Buffalo Bills Jokes and Puns for Elders
- You know you’re an old Bills fan when… you remember when “wide right” was just a direction on a map.
- Why did the elder Bills fan refuse to use online banking? He didn’t trust anything faster than Thurman Thomas.
- Retirement is like being a Buffalo Bills fan. You spend your days hoping for a championship, knowing it might not happen in your lifetime.
- I saw Jim Kelly at the grocery store the other day. Turns out, even he can’t find a Super Bowl ring in the cereal aisle.
- My grandkids asked me what it was like watching the Bills in their prime. “Imagine the Chiefs,” I said, “but with four heartbreaking Super Bowl losses.”
- Doctor: “I have good news and bad news. The bad news is you need a hip replacement.” Me: “What’s the good news?” Doctor: “I found someone selling a mint condition Scott Norwood jersey to cover the cost.”

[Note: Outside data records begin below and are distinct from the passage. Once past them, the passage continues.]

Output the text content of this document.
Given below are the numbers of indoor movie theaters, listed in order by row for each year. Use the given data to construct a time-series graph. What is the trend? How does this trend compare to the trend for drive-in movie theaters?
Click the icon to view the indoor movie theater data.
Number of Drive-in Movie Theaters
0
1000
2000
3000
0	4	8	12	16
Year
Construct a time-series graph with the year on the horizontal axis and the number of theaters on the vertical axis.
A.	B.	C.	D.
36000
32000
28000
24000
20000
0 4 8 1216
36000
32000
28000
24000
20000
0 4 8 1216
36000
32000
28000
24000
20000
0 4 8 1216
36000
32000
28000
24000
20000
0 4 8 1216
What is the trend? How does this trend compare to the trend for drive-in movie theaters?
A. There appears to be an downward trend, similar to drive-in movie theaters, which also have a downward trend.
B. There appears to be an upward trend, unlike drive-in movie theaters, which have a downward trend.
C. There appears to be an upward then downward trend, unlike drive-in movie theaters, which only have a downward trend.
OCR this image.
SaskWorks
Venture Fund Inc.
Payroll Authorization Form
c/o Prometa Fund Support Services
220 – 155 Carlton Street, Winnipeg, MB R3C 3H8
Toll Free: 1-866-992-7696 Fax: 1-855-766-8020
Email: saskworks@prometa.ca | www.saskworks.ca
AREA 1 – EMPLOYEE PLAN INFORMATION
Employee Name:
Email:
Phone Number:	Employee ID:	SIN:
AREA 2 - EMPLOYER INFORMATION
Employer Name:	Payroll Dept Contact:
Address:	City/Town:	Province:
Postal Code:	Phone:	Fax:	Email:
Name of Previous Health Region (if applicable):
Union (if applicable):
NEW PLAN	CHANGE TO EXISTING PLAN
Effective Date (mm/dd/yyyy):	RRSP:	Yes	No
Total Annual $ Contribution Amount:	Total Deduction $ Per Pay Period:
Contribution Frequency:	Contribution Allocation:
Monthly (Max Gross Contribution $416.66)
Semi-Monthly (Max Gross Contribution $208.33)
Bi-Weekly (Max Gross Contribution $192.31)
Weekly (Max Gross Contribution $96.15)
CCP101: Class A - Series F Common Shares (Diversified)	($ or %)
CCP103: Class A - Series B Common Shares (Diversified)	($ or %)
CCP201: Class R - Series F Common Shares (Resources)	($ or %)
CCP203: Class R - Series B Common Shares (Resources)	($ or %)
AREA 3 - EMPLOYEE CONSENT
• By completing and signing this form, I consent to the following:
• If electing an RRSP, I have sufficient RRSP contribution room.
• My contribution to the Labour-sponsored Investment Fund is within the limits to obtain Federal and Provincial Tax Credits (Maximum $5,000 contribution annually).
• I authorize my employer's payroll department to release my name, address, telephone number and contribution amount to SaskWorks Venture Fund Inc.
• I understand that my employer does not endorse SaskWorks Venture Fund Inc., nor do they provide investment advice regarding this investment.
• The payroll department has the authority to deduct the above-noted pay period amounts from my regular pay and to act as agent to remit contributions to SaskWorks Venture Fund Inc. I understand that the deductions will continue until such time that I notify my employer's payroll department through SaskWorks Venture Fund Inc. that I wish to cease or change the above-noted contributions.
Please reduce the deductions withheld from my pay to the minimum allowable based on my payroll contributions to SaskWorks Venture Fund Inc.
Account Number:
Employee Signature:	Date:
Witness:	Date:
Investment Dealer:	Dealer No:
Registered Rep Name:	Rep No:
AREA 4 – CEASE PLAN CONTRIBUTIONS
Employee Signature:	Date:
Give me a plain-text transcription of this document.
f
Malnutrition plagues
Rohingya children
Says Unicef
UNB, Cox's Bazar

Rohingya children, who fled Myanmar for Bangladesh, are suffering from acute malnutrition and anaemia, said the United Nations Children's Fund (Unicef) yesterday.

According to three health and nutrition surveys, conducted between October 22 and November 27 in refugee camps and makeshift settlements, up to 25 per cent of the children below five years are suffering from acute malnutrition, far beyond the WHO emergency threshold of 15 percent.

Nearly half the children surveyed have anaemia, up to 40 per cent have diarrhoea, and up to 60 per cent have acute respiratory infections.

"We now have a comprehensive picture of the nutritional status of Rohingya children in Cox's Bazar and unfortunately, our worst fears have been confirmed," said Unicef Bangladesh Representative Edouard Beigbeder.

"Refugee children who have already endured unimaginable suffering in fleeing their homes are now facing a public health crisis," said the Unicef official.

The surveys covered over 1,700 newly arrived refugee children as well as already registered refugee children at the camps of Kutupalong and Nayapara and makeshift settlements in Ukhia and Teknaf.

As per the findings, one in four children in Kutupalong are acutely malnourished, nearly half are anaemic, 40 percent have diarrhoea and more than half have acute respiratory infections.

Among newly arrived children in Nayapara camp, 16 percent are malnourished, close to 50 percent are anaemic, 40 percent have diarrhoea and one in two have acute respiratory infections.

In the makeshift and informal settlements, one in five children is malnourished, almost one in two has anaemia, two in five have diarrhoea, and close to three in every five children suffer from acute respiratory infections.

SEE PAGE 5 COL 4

- I told my grandson the Bills were like fine wine. He said, “So they get better with age?” I choked on my Metamucil laughing.
- Why don’t Bills fans get lost in thought anymore? They can’t afford to take that many steps down memory lane.
- You know you’re a lifelong Bills fan when… you can name all four Super Bowl opponents from memory…and then promptly forget where you put your dentures.
- What’s the difference between the Buffalo Bills and my knee? My knee doesn’t buckle under pressure every January.
- My wife said if I watched one more Bills game, she’d leave me. I guess you could say things are getting pretty tense in the huddle.
- Why did the Bills fan bring a ladder to the Super Bowl? He heard the tickets were in the upper echelon… of someone else’s season ticket package.
- I used to think watching the Bills was stressful. Then I tried explaining smartphones to my grandkids.
- You know the Bills are your team when… you’ve mastered the art of politely smiling and nodding when your Patriots-fan neighbor talks about “dynasty.”
- What’s the difference between a Buffalo Bills fan and a time traveler? A time traveler might actually see a Super Bowl victory.
- They say with age comes wisdom. So how come I still haven’t figured out how to will the Bills to a championship?
- My grandkids asked me what my favorite Super Bowl memory was. I said, “Super Bowl commercials were a lot shorter back in my day.”
- I may be getting older, but one thing remains the same: My love for the Bills…and my ability to perfectly predict when they’ll break my heart.